WCF’s emphasis on the “natural family” and “demographic winter” has played into nationalist sentiment — especially in Europe — and it has been especially influential due to the roster of influencers that WCF is able to attract, which includes ministers and presidents, some of whom regularly open its conferences. (Members of the WCF also occasionally travel and meet with civil society leaders in their own capacity.)

This ideological influence (or at the very least, convergence of ideas) was apparent in 2007 when the former Polish president Lech Kaczynski highlighted, in his opening of the WCF forum in Warsaw, that if the homosexual "approach to sexual life were to be promoted on a grand scale, the human race would disappear." Some of Vladimir Putin’s rhetoric similarly echoes that of the WCF: Putin declared in a 2014 address, “Europeans are dying out ... and gay marriages don’t produce children.”

Viktor Orban, the far-right prime minister of Hungary, opened the eleventh WCF forum by decrying the fact that “Europe was under siege” from hundreds of thousands of illegal immigrants, and then tied it to demographic winter, saying that “Europe, our common homeland, is losing out in the population competition between great civilizations.” He went on to lament that fewer marriages were producing fewer children and the population is aging and therefore declining.
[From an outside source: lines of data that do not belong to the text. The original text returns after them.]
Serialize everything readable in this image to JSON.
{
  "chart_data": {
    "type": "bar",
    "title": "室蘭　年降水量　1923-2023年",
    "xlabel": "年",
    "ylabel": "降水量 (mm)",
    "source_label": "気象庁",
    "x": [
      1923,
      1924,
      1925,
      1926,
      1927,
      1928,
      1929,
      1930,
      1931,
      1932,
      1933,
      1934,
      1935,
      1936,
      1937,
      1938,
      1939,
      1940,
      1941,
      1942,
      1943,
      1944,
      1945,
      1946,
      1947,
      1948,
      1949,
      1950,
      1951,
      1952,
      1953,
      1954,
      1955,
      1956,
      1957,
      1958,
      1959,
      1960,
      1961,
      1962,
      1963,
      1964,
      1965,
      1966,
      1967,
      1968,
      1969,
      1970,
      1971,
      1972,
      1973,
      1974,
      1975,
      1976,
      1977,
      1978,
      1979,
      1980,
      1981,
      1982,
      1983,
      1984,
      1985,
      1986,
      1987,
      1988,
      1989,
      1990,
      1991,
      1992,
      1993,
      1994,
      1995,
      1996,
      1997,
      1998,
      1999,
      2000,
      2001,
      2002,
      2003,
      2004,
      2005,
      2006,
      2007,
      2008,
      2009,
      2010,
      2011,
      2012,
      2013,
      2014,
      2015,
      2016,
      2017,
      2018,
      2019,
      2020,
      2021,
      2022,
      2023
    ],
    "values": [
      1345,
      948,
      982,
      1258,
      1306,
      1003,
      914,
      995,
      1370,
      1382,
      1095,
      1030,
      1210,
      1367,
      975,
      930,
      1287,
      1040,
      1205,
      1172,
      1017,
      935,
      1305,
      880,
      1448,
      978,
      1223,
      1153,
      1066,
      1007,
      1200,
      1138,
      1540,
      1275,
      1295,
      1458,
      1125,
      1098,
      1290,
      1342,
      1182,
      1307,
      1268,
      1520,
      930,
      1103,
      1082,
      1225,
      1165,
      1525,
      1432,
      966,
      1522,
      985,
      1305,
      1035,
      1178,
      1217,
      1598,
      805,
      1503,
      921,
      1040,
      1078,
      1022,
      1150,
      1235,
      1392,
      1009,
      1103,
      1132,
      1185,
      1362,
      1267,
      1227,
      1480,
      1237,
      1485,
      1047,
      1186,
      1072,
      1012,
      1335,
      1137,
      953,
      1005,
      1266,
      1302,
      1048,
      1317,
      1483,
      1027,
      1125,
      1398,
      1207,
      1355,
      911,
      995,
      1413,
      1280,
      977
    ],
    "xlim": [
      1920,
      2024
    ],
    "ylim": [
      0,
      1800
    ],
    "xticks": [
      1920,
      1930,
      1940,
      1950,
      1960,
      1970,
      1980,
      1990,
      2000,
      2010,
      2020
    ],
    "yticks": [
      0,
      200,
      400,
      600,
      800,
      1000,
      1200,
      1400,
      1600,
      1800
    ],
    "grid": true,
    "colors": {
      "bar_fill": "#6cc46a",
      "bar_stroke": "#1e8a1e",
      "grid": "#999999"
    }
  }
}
Rather than relying on immigration, Orban said, “we must solve our demographic problems by relying on our own resources and mobilizing our own reserves” and, he continued, “by renewing ourselves spiritually.”

WCF enables politicians to connect the dots between narratives of demographic and civilizational decline, creating a more palatable narrative for anti-LGBT and anti-immigrant policies and views, one that is particularly popular in Eastern Europe’s far-right climate.

WCF and its allies are shifting a human rights narrative to the right, and getting their exclusionary definition of the family and tradition approved and recognized in country after country, which further marginalizes LGBT people, reduces access to reproductive healthcare, and stigmatizes those who do not conform to their definitions of what a family is. With allies from Australia to Brazil, and from the European Parliament to the Russian Kremlin, the World Congress of Families has created an influential network that seeks to marginalize LGBT people and severely curtail access to reproductive healthcare.

Increasingly, the language of the natural family is becoming adopted, whether at the United Nations, which passed a resolution proposed by Russia for “a better understanding of traditional values of humankind,” or in the European Union, or countries around the world.

Given the enthusiasm for its “demographic winter” and “natural family” ideas in Eastern Europe, WCF currently appears to be focusing major organizing efforts there. It held its 2016 gathering in Tbilisi, Georgia, and its 2017 gathering in Budapest, Hungary. It will meet in Chisinau, Moldova, in 2018 and, according to the news site Balkan Insight, Moldovan media reported that Moldovan president Igor Dodon met with Russian oligarch Konstantin Malofeyev in Athens, Greece, in August 2017 and asked him to finance the event.

Balkan Insight notes that the main sponsors of WCF are Malofeyev and Vladimir Yakunin, both conservative oligarchs with close ties to the Kremlin who finance Russia-friendly and Christian Orthodox initiatives in former Soviet countries and in the West.